1

投稿日

Rustでグラフアルゴリズム Part1

概要

Rustでグラフ構造を扱う方法あれこれを書いていこうと思います。第一回はRustでグラフを表現する方法とRust初心者がはまりがちなポイントを見ていきます。

グラフとは?

グラフGとはノードVと辺Eの集合でG(V, E)のように書かれます。特に向きがある有向グラフの場合、辺は矢印であらわされ、始点のノードを親、終点のノードは子と呼ばれます。例えば以下の図ではノード1と2は0の子であり、0はそれぞれの親です。

image.png

ノードは様々な表現がありますが、ここではシンプルに以下のようにあらわします。

Node:
    - id
    - parents: 親ノードのIDのリスト
    - children: 子ノードのIDのリスト

このようにノードを定義すると辺の情報も自動的に含まれるのでグラフはノードの集合となります。利便性のためにここではグラフはノードのリストではなく、idをキーとした辞書であらわします。

Graph = Map<ID, Node>

さて、これを素直にRustで表現すると以下のようになります。

struct Node {
    id: usize,
    parents: HashSet<usize>,
    children: HashSet<usize>,
}

type Graph = HashMap<usize, Node>;

現実の問題をグラフであらわすときには多くの場合は親ノードのみが分かっていてどんな子ノードが存在しているかわからないことが多々あります。そこでここでは子ノードのリストを埋める方法を考えてみます。シンプルな方法として以下のように二重ループを回すものがすぐに思いつきます。

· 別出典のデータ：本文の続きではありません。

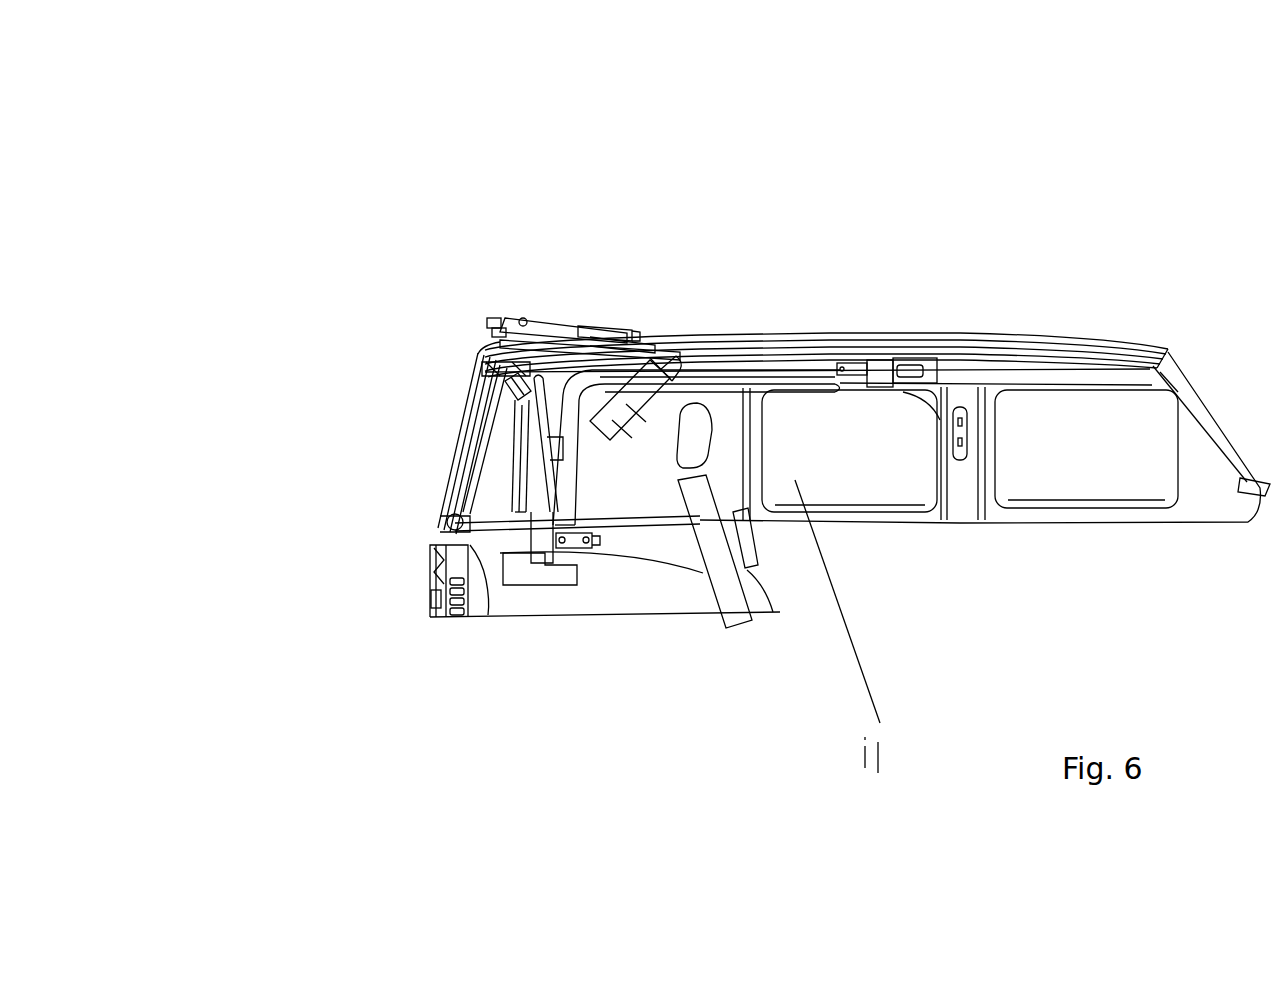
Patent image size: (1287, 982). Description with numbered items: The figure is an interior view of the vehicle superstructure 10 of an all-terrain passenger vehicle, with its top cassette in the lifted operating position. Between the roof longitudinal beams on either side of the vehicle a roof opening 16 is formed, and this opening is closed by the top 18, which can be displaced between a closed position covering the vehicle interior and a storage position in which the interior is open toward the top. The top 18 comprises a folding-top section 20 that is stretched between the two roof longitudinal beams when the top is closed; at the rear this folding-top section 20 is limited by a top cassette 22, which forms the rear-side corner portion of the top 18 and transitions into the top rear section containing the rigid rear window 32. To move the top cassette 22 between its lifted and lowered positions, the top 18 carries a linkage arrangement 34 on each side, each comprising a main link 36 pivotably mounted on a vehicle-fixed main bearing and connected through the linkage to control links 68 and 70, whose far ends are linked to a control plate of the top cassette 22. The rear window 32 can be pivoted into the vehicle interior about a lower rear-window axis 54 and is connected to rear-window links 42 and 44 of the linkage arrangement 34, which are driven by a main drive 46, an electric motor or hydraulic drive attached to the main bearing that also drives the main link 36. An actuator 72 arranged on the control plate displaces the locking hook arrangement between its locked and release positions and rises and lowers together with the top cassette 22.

fn fill_children(graph: &mut Graph) {
    for (id, node) in graph.iter_mut() {
        for p_id in node.parents.iter() {
            let p_node = graph.get_mut(p_id).unwrap();
            p_node.children.insert(*id);
        }
    }
}

しかし、この方法はうまくいかず、二回目のgraph.get_mutでコンパイルエラーが発生します。これはRustでは同じオブジェクトに対する可変参照は同時に一つしか作れないという制限があるからです。これを回避するためにはRefCellを使用したInterior Mutability Pattern1というのを使用します。

struct Node {
    id: usize,
    parents: RefCell<HashSet<usize>>,
    children: RefCell<HashSet<usize>>,
}

fn fill_children(graph: &Graph) {
    for (id, node) in graph.iter() {
        for p_id in node.parents.borrow().iter() {
            let p_node = graph.get(p_id).unwrap();
            p_node.children.borrow_mut().insert(*id);
        }
    }
}

RefCellを使用することで可変でない参照からでも内部の要素を変更できるようになります。これは実際には可変参照のチェックをコンパイル時ではなく実行時に行うという方式で実現されているのですが、やはりborrow_mutの結果の変数を同時に複数作成するとエラーになります。上記の例ではnodeの通常の参照を先に2つ作り、後者についてborrow_mutを一度だけ使用するので回避できているわけです。今回の例では本当はchildrenだけをRefCellで包めばいいのですが、子だけが分かっている状態から親を埋めるという場合もあるでしょうからparentsRefCellにしています。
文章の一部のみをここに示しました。